The book's central aim is to illustrate "that you can live anywhere and still make a contribution to the environment without actually making any sacrifices." Upon the book's publication, Goldsmith said, "There is a huge misconception that being green is more labour intensive, more expensive and means giving up all your creature comforts."
Goldsmith's second book, called A Greener Christmas, was published by Dorling Kindersley in September 2008. A Greener Christmas is a collection of various projects that can help families celebrate an environmentally friendly Christmas.
Goldsmith's interest in environmental issues was sparked by motherhood. "I became interested when I became pregnant with Uma, and then suddenly became very concerned with what I was eating, what I was washing with and so on, and the effect it would have on the baby. When your child is born you start to worry about a zillion other aspects too, such as toys, food and toiletries," she told Health and Organic Living magazine. She is an admirer of David Attenborough, whose "love, passion and also his understanding of nature and what she can offer" she has praised. She is a longstanding event organiser and donor of the Soil Association, for which she also served as a spokesperson during its Organic Fortnight from 6 to 21 September 2008.

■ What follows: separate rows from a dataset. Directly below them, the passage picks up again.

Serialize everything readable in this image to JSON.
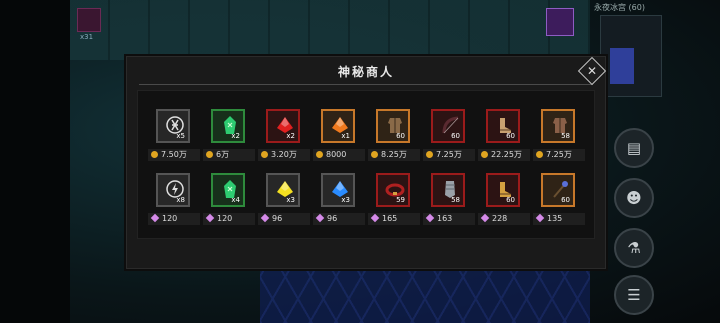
{
  "background": {
    "map_name": "永夜冰宫 (60)",
    "skill_count": "x31"
  },
  "shop": {
    "title": "神秘商人",
    "close_icon": "close-icon",
    "currency_icons": {
      "gold": "gold-coin-icon",
      "diamond": "diamond-icon"
    },
    "rows": [
      [
        {
          "name": "rune-icon",
          "qty": "x5",
          "price": "7.50万",
          "currency": "gold",
          "tier": "gray",
          "color": "#e0e0e0"
        },
        {
          "name": "green-rune-crystal-icon",
          "qty": "x2",
          "price": "6万",
          "currency": "gold",
          "tier": "green",
          "color": "#2ecc71"
        },
        {
          "name": "red-gem-icon",
          "qty": "x2",
          "price": "3.20万",
          "currency": "gold",
          "tier": "red",
          "color": "#e02020"
        },
        {
          "name": "orange-gem-icon",
          "qty": "x1",
          "price": "8000",
          "currency": "gold",
          "tier": "orange",
          "color": "#f07a1e"
        },
        {
          "name": "leather-armor-icon",
          "qty": "60",
          "price": "8.25万",
          "currency": "gold",
          "tier": "orange",
          "color": "#8a6a48"
        },
        {
          "name": "dark-bow-icon",
          "qty": "60",
          "price": "7.25万",
          "currency": "gold",
          "tier": "red",
          "color": "#5a2a30"
        },
        {
          "name": "red-boots-icon",
          "qty": "60",
          "price": "22.25万",
          "currency": "gold",
          "tier": "red",
          "color": "#c8a070"
        },
        {
          "name": "plate-armor-icon",
          "qty": "58",
          "price": "7.25万",
          "currency": "gold",
          "tier": "orange",
          "color": "#8a6048"
        }
      ],
      [
        {
          "name": "lightning-rune-icon",
          "qty": "x8",
          "price": "120",
          "currency": "diamond",
          "tier": "gray",
          "color": "#e0e0e0"
        },
        {
          "name": "green-rune-crystal-icon",
          "qty": "x4",
          "price": "120",
          "currency": "diamond",
          "tier": "green",
          "color": "#2ecc71"
        },
        {
          "name": "yellow-gem-icon",
          "qty": "x3",
          "price": "96",
          "currency": "diamond",
          "tier": "gray",
          "color": "#f4e020"
        },
        {
          "name": "blue-gem-icon",
          "qty": "x3",
          "price": "96",
          "currency": "diamond",
          "tier": "gray",
          "color": "#2a8cff"
        },
        {
          "name": "red-belt-icon",
          "qty": "59",
          "price": "165",
          "currency": "diamond",
          "tier": "red",
          "color": "#b02020"
        },
        {
          "name": "gauntlet-icon",
          "qty": "58",
          "price": "163",
          "currency": "diamond",
          "tier": "red",
          "color": "#9aa0a8"
        },
        {
          "name": "golden-boots-icon",
          "qty": "60",
          "price": "228",
          "currency": "diamond",
          "tier": "red",
          "color": "#d4a040"
        },
        {
          "name": "staff-icon",
          "qty": "60",
          "price": "135",
          "currency": "diamond",
          "tier": "orange",
          "color": "#5a70d8"
        }
      ]
    ]
  }
}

Goldsmith often supports London-based charities. She has been a committee member for the HOPING foundation. She is also a supporter of Great Ormond Street Hospital Children's Charity, for which she helped organize a fund-raising fashion show with the designers Valentine Robinson, who also designed her wedding dress.
- A Slice of Organic Life: Get Closer to the Soil Without Going the Whole Hog. Dorling Kindersley. 2007.
- A Greener Christmas. Dorling Kindersley. 2008.